ITALY – Welfare minister Roberto Maroni was due to meet today with Italy’s main trade unions and employers association Confindustria to discuss the Tfr, one of the pivotal innovations brought by the pension reform.
The meeting will see Maroni confronting national trade unions Cgil, Cisl, Uil and Ugl as well as some employers’ associations including Confindustria.
It comes as the government sets to implement the reform, approved last July, which settles that workers should pay their severance pay, known as Tfr, to pension funds, unless workers explicitly refuse.
The minister and the associations were set to discuss a joint proposal put to the government by the social partners on the organisation of Tfr payment.
Up to now workers have cashed their Tfr at the end of their career, keeping it in their firms. Employers now claim that when the pension reform kicks in, transferring Tfr money to pension funds will imply losing resources.
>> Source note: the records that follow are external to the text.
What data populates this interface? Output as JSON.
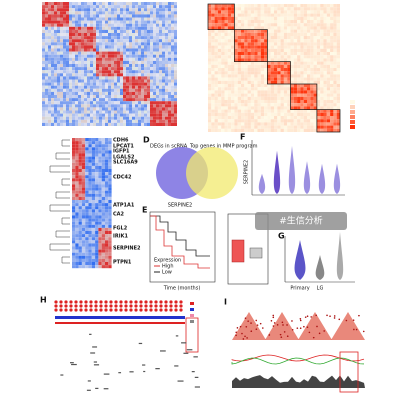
{
  "genes": [
    "CDH6",
    "LPCAT1",
    "IGFP1",
    "LGALS2",
    "SLC16A9",
    "CDC42",
    "ATP1A1",
    "CA2",
    "FGL2",
    "IRIK1",
    "SERPINE2",
    "PTPN1"
  ],
  "panels": {
    "d": {
      "letter": "D",
      "label_left": "DEGs in scRNA",
      "label_right": "Top genes in MMP program"
    },
    "e": {
      "letter": "E",
      "gene": "SERPINE2",
      "legend_title": "Expression",
      "legend_high": "High",
      "legend_low": "Low",
      "x_label": "Time (months)"
    },
    "f": {
      "letter": "F",
      "y_label": "SERPINE2"
    },
    "g": {
      "letter": "G",
      "categories": [
        "Primary",
        "LG"
      ]
    },
    "h": {
      "letter": "H"
    },
    "i": {
      "letter": "I"
    }
  },
  "watermark": "#生信分析"
}
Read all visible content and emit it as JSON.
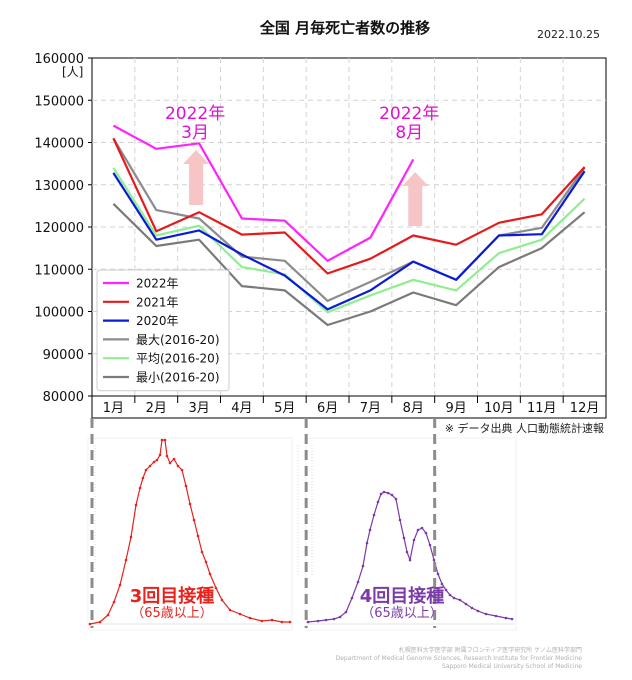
{
  "title": "全国 月毎死亡者数の推移",
  "date": "2022.10.25",
  "unit_label": "[人]",
  "colors": {
    "2022": "#ff22ff",
    "2021": "#e41a1c",
    "2020": "#0a1bd6",
    "max": "#8c8c8c",
    "avg": "#90ee90",
    "min": "#7a7a7a",
    "arrow": "#f7c5c5",
    "vac3": "#e8221c",
    "vac4": "#7b3aa8",
    "dash": "#8c8c8c"
  },
  "annotations": [
    {
      "id": "mar",
      "line1": "2022年",
      "line2": "3月",
      "month_index": 2
    },
    {
      "id": "aug",
      "line1": "2022年",
      "line2": "8月",
      "month_index": 7
    }
  ],
  "chart_data": {
    "type": "line",
    "title": "全国 月毎死亡者数の推移",
    "categories": [
      "1月",
      "2月",
      "3月",
      "4月",
      "5月",
      "6月",
      "7月",
      "8月",
      "9月",
      "10月",
      "11月",
      "12月"
    ],
    "ylabel": "[人]",
    "ylim": [
      80000,
      160000
    ],
    "yticks": [
      80000,
      90000,
      100000,
      110000,
      120000,
      130000,
      140000,
      150000,
      160000
    ],
    "grid": true,
    "legend_position": "lower-left",
    "series": [
      {
        "key": "2022",
        "name": "2022年",
        "values": [
          144000,
          138500,
          139800,
          122000,
          121500,
          112000,
          117500,
          136000,
          null,
          null,
          null,
          null
        ]
      },
      {
        "key": "2021",
        "name": "2021年",
        "values": [
          141000,
          119000,
          123500,
          118200,
          118700,
          109000,
          112500,
          118000,
          115800,
          121000,
          123000,
          134200
        ]
      },
      {
        "key": "2020",
        "name": "2020年",
        "values": [
          132800,
          117000,
          119200,
          113500,
          108500,
          100500,
          105000,
          111800,
          107500,
          118000,
          118300,
          133200
        ]
      },
      {
        "key": "max",
        "name": "最大(2016-20)",
        "values": [
          141000,
          124000,
          122000,
          113000,
          112000,
          102500,
          107000,
          111800,
          107500,
          118000,
          119800,
          134000
        ]
      },
      {
        "key": "avg",
        "name": "平均(2016-20)",
        "values": [
          134000,
          118000,
          120300,
          110500,
          108800,
          99800,
          103800,
          107500,
          105000,
          113800,
          117000,
          126700
        ]
      },
      {
        "key": "min",
        "name": "最小(2016-20)",
        "values": [
          125500,
          115500,
          117000,
          106000,
          105000,
          96800,
          100000,
          104500,
          101500,
          110500,
          115000,
          123500
        ]
      }
    ]
  },
  "source_note": "※ データ出典 人口動態統計速報",
  "vaccination": [
    {
      "id": "v3",
      "label": "3回目接種",
      "sub": "（65歳以上）"
    },
    {
      "id": "v4",
      "label": "4回目接種",
      "sub": "（65歳以上）"
    }
  ],
  "credit_lines": [
    "札幌医科大学医学部 附属フロンティア医学研究所 ゲノム医科学部門",
    "Department of Medical Genome Sciences, Research Institute for Frontier Medicine",
    "Sapporo Medical University School of Medicine"
  ]
}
Wednesday’s talks will pivot on finding resources to compensate employers, highlighting the distinction between collective and individual pension provisions and discussing possible ways to invest Tfr money when workers give no specific instruction.
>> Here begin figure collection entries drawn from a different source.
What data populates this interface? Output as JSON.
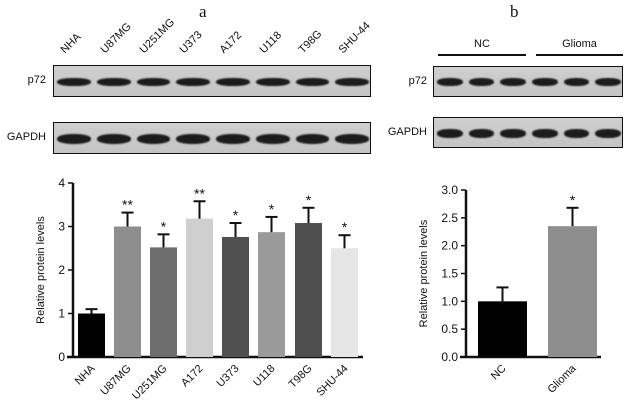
{
  "panel_a": {
    "letter": "a",
    "blot": {
      "lanes": [
        "NHA",
        "U87MG",
        "U251MG",
        "U373",
        "A172",
        "U118",
        "T98G",
        "SHU-44"
      ],
      "rows": [
        "p72",
        "GAPDH"
      ]
    }
  },
  "panel_b": {
    "letter": "b",
    "blot": {
      "groups": [
        "NC",
        "Glioma"
      ],
      "lanes_per_group": 3,
      "rows": [
        "p72",
        "GAPDH"
      ]
    }
  },
  "chart_data": [
    {
      "type": "bar",
      "title": "",
      "xlabel": "",
      "ylabel": "Relative protein levels",
      "ylim": [
        0,
        4
      ],
      "yticks": [
        "0",
        "1",
        "2",
        "3",
        "4"
      ],
      "grid": false,
      "categories": [
        "NHA",
        "U87MG",
        "U251MG",
        "A172",
        "U373",
        "U118",
        "T98G",
        "SHU-44"
      ],
      "values": [
        1.0,
        3.0,
        2.52,
        3.18,
        2.76,
        2.87,
        3.08,
        2.5
      ],
      "error_upper": [
        1.1,
        3.32,
        2.82,
        3.58,
        3.08,
        3.22,
        3.43,
        2.8
      ],
      "significance": [
        "",
        "**",
        "*",
        "**",
        "*",
        "*",
        "*",
        "*"
      ],
      "colors": [
        "#000000",
        "#8e8e8e",
        "#6e6e6e",
        "#cfcfcf",
        "#505050",
        "#9a9a9a",
        "#4e4e4e",
        "#e6e6e6"
      ]
    },
    {
      "type": "bar",
      "title": "",
      "xlabel": "",
      "ylabel": "Relative protein levels",
      "ylim": [
        0,
        3.0
      ],
      "yticks": [
        "0.0",
        "0.5",
        "1.0",
        "1.5",
        "2.0",
        "2.5",
        "3.0"
      ],
      "grid": false,
      "categories": [
        "NC",
        "Glioma"
      ],
      "values": [
        1.0,
        2.35
      ],
      "error_upper": [
        1.25,
        2.68
      ],
      "significance": [
        "",
        "*"
      ],
      "colors": [
        "#000000",
        "#8e8e8e"
      ]
    }
  ]
}
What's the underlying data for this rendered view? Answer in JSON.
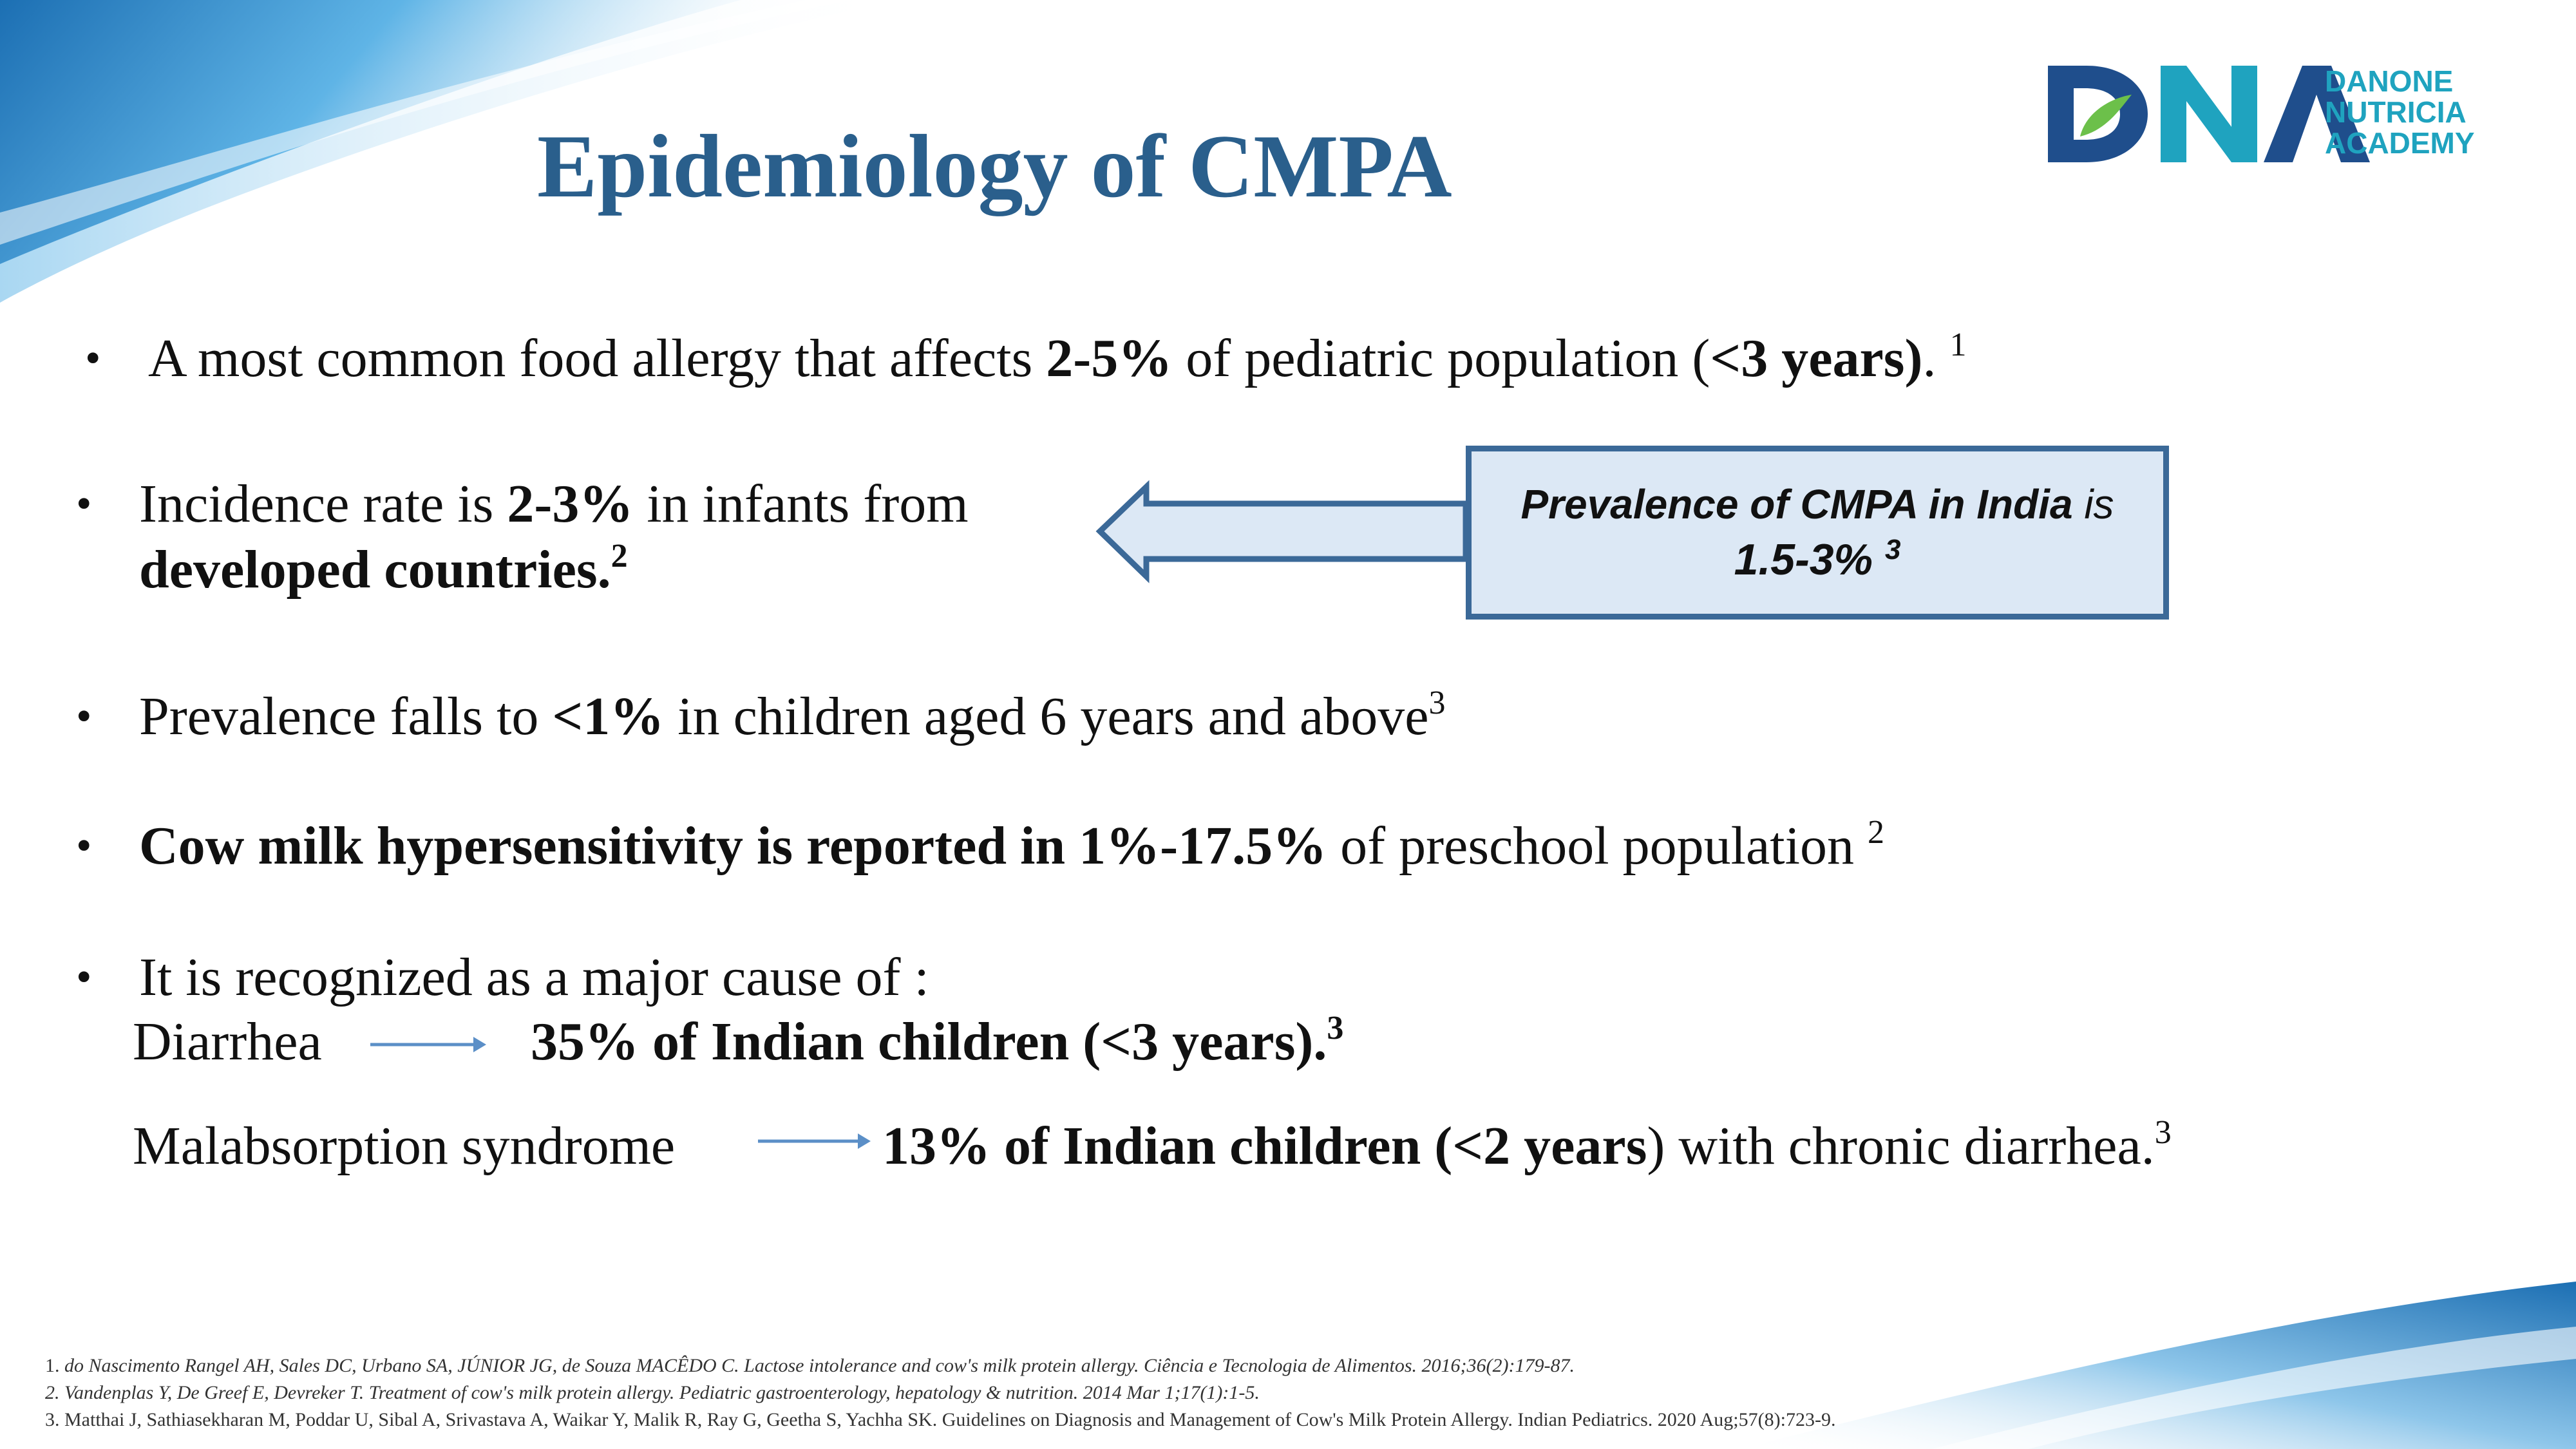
{
  "slide": {
    "title": "Epidemiology of CMPA",
    "logo": {
      "mark": "DNA",
      "lines": [
        "DANONE",
        "NUTRICIA",
        "ACADEMY"
      ],
      "colors": {
        "dark": "#1f4e8c",
        "teal": "#1fa3bf"
      }
    },
    "colors": {
      "title": "#2a5f8c",
      "callout_border": "#3b6998",
      "callout_fill": "#dce8f5",
      "arrow": "#5b8fc7"
    }
  },
  "bullets": {
    "b1": {
      "pre": "A most common food allergy that affects ",
      "bold1": "2-5%",
      "mid": " of pediatric population (",
      "bold2": "<3 years)",
      "post": ". ",
      "ref": "1"
    },
    "b2": {
      "pre": "Incidence rate is ",
      "bold1": "2-3%",
      "post": " in infants from",
      "line2": "developed countries.",
      "ref": "2"
    },
    "b3": {
      "pre": "Prevalence falls to ",
      "bold1": "<1%",
      "post": " in children aged 6 years and above",
      "ref": "3"
    },
    "b4": {
      "bold1": "Cow milk hypersensitivity is reported in 1%-17.5%",
      "post": " of preschool population ",
      "ref": "2"
    },
    "b5": {
      "text": "It is recognized as a major cause of :",
      "item1": {
        "label": "Diarrhea",
        "bold": "35% of Indian children (<3 years).",
        "ref": "3"
      },
      "item2": {
        "label": "Malabsorption syndrome",
        "bold1": "13% of Indian children (<2 years",
        "post": ") with chronic diarrhea.",
        "ref": "3"
      }
    }
  },
  "callout": {
    "line1_bold": "Prevalence of CMPA in India",
    "line1_rest": " is",
    "line2": "1.5-3%",
    "ref": "3"
  },
  "references": [
    {
      "num": "1.",
      "text": "do Nascimento Rangel AH, Sales DC, Urbano SA, JÚNIOR JG, de Souza MACÊDO C. Lactose intolerance and cow's milk protein allergy. Ciência e Tecnologia de Alimentos. 2016;36(2):179-87."
    },
    {
      "num": "2.",
      "text": "Vandenplas Y, De Greef E, Devreker T. Treatment of cow's milk protein allergy. Pediatric gastroenterology, hepatology & nutrition. 2014 Mar 1;17(1):1-5."
    },
    {
      "num": "3.",
      "text": "Matthai J, Sathiasekharan M, Poddar U, Sibal A, Srivastava A, Waikar Y, Malik R, Ray G, Geetha S, Yachha SK. Guidelines on Diagnosis and Management of Cow's Milk Protein Allergy. Indian Pediatrics. 2020 Aug;57(8):723-9."
    }
  ]
}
In addition Maroni should comment on a postscript to the document, signed by the trade unions, which asks the government to provide pension funds for public employees as well.
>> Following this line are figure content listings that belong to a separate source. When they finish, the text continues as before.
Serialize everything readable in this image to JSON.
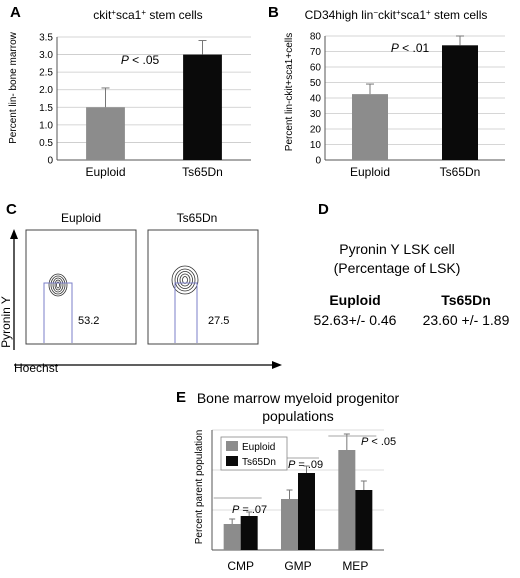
{
  "panels": {
    "A": {
      "letter": "A",
      "title": "ckit+sca1+ stem cells",
      "ylabel": "Percent lin- bone marrow",
      "pvalue": "P < .05"
    },
    "B": {
      "letter": "B",
      "title": "CD34high lin−ckit+sca1+ stem cells",
      "ylabel": "Percent lin-ckit+sca1+cells",
      "pvalue": "P < .01"
    },
    "C": {
      "letter": "C",
      "labels": [
        "Euploid",
        "Ts65Dn"
      ],
      "values": [
        "53.2",
        "27.5"
      ],
      "yaxis": "Pyronin Y",
      "xaxis": "Hoechst"
    },
    "D": {
      "letter": "D",
      "title_line1": "Pyronin Y LSK cell",
      "title_line2": "(Percentage of LSK)",
      "col1_head": "Euploid",
      "col1_val": "52.63+/- 0.46",
      "col2_head": "Ts65Dn",
      "col2_val": "23.60 +/- 1.89"
    },
    "E": {
      "letter": "E",
      "title_line1": "Bone marrow myeloid progenitor",
      "title_line2": "populations",
      "ylabel": "Percent parent population",
      "pvalues": [
        "P = .07",
        "P = .09",
        "P < .05"
      ]
    }
  },
  "colors": {
    "euploid": "#8c8c8c",
    "ts65dn": "#0a0a0a"
  },
  "chart_data": [
    {
      "panel": "A",
      "type": "bar",
      "categories": [
        "Euploid",
        "Ts65Dn"
      ],
      "values": [
        1.5,
        3.0
      ],
      "errors": [
        0.55,
        0.4
      ],
      "ylim": [
        0,
        3.5
      ],
      "yticks": [
        0,
        0.5,
        1.0,
        1.5,
        2.0,
        2.5,
        3.0,
        3.5
      ],
      "ytick_labels": [
        "0",
        "0.5",
        "1.0",
        "1.5",
        "2.0",
        "2.5",
        "3.0",
        "3.5"
      ],
      "grid": true
    },
    {
      "panel": "B",
      "type": "bar",
      "categories": [
        "Euploid",
        "Ts65Dn"
      ],
      "values": [
        42.5,
        74
      ],
      "errors": [
        6.5,
        6
      ],
      "ylim": [
        0,
        80
      ],
      "yticks": [
        0,
        10,
        20,
        30,
        40,
        50,
        60,
        70,
        80
      ],
      "ytick_labels": [
        "0",
        "10",
        "20",
        "30",
        "40",
        "50",
        "60",
        "70",
        "80"
      ],
      "grid": true
    },
    {
      "panel": "E",
      "type": "bar",
      "categories": [
        "CMP",
        "GMP",
        "MEP"
      ],
      "series": [
        {
          "name": "Euploid",
          "values": [
            13,
            25.5,
            50
          ],
          "errors": [
            2.5,
            4.5,
            8
          ]
        },
        {
          "name": "Ts65Dn",
          "values": [
            17,
            38.5,
            30
          ],
          "errors": [
            2,
            3.5,
            4.5
          ]
        }
      ],
      "ylim": [
        0,
        60
      ],
      "legend": "top-left",
      "grid": true
    }
  ]
}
Meanwhile, in a statement published on its website, the ministry said that the investment of Tfr money in pension funds should start in January 2006. Payments could start in July 2005 “in an experimental fashion.”
According to the statement, the decree on the use of the Tfr should be examined by the cabinet in April, parliament will be canvassed in May. Maroni and prime minister Silvio Berlusconi should give their seal of approval in June.
The statement also includes a cost estimate: €20m in 2005, 200 in 2006 and 500 in 2007. The ministry’s press office, however, was not able to explain whether these estimates referred to Tfr inflows to pension funds, compensations to employers or both.